アタシは買ったまま渡せていなかったお茶を渡し、二人で並んでシートに座って暗い天井を眺める。
「ねぇ、友見。解説してよ。」
「…スタッフの解説があるでしょ。」
「友見に解説してほしいの。」
…アタシは頷く。やはり、今日の望見は変だ。素人の解説で楽しめるのは、カップルシートでイチャつく男女だけだ。天井の星が映され、スタッフの解説が始まる。アタシは望見に聞こえる程度の声量で解説する。
「あの星座が射手座。射手座は一等星が無いけど、一番明るく見える二等星が右下からちょっと上の奴。中間ぐらいの四つの星は、地域によってはミボシなんて呼ばれたりしてるし…」
「ねぇ、友見。」
「…何?」
「昔の事を思い出さない?」
昔の事。…小学生の頃、アタシは望見を連れ出して天体観測に行ってた。望見は嫌がってたけど、アタシが頭を下げたら意外と付いて来てくれて、アタシは望見にずっと星を解説してた。覚えてない訳じゃないけど、言われなきゃ思い出さない。中学に上がってからは一切やって無かった。…アタシはあの時は望見以外と関わってなかったから、友達がいなかった。教室の隅っこで星の本ばっか読んでた事を思い出して、恥ずかしくなる。…思えば、望見はあの時から人付き合いが上手かった。学級委員長で皆から頼られていた望見を、遠目から見ていた。でも、『望見家』なのも昔から変わってない。…変わっていないはずなのに。
「私、友見の解説が好きなんだ。なんていうか、冒険的?」
「アタシが知ってるような事しか言ってないけど。てか、解説が冒険的って。雑って言われてる?」
アタシが少しムスッとすれば、望見は慌てて訂正し出した。
「雑って訳じゃないよ。むしろ、アタシの知らない所まで連れて行ってくれるから。そういう冒険的。」
「…なにそれ?アンタが冒険しなさすぎなだけでしょ。」
そう、『望見家』。それが普通。今日が少し変なだけ。…望見が俯いて少し黙る。アタシ
「…私、JAXA目指してるんだよね。」
「はぁ!?…あ…すいません…」思わず…今日三回目の、驚きが漏れて、周囲から冷ややかな目で見られた。どういう事?JAXA?なんで?そんな星の事が好きな訳じゃないはずなのに。冒険なんてしないはずなのに。
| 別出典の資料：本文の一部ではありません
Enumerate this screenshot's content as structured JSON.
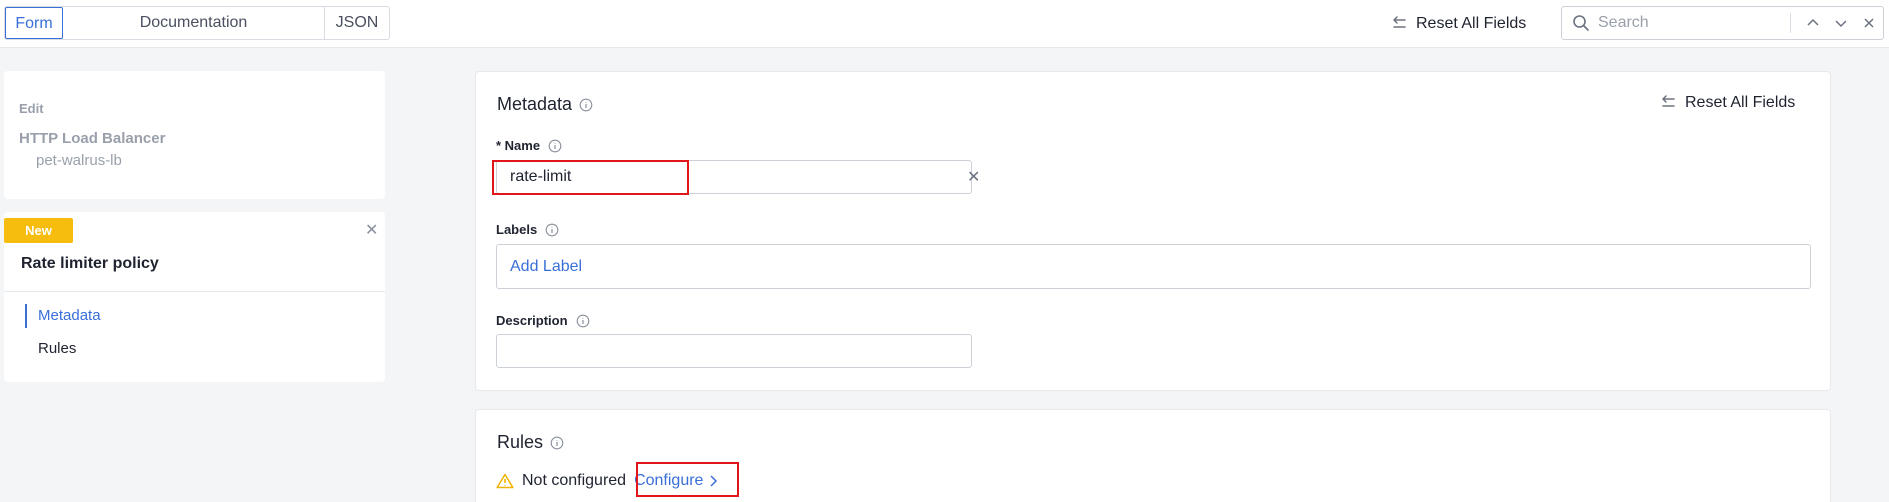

「友見の話を聞いてたあの頃から、私も星が好きだったよ。というか、友見の星の解説が好きだった。私に冒険をくれる友見の話のお陰で、星が好きになった。だから、友見にも私の夢を話しておきたかったの。」
「…あっそ。望見なら入れるでしょ。勉強してるし。」
ぶっきらぼうな返事しか出ない。…望見はアタシの解説なんて真面目に聞いてないと、素人の解説で楽しんでいるはずが無いと思っていた。…楽しめてたんだ。
「…友見って、色んな事を見てるよね。皆の事を遠目から見て、誰がどんな人なのか知ろうとしてる。」
「…そんな事ない。」
…そんな事ない。望見は冒険嫌いじゃなかったし、『望見家』なんかじゃなかった。
「そんな事ある。私が助けを求めたらちゃんと応えてくれる。私をちゃんと見てくれてる証拠だよ。」
「友達の事を助けるなんて誰でも出来る。」
「言葉で伝えなくても私が助けてほしいのを汲み取ってくれるでしょ?それは誰にでも出来る事じゃないよ。」
アタシは見てなかった。望見を見ていた気になって、何も見てないまま決めつけていただけだった。そうじゃなきゃ、望見が星が好きなのも、アタシの解説で楽しんでたのも…。
「友見は…『望見家』だね。」
望見はそう言って、プラネタリウムの星々を見始めた。瞳に映る射手座は、アタシには見えていなかった。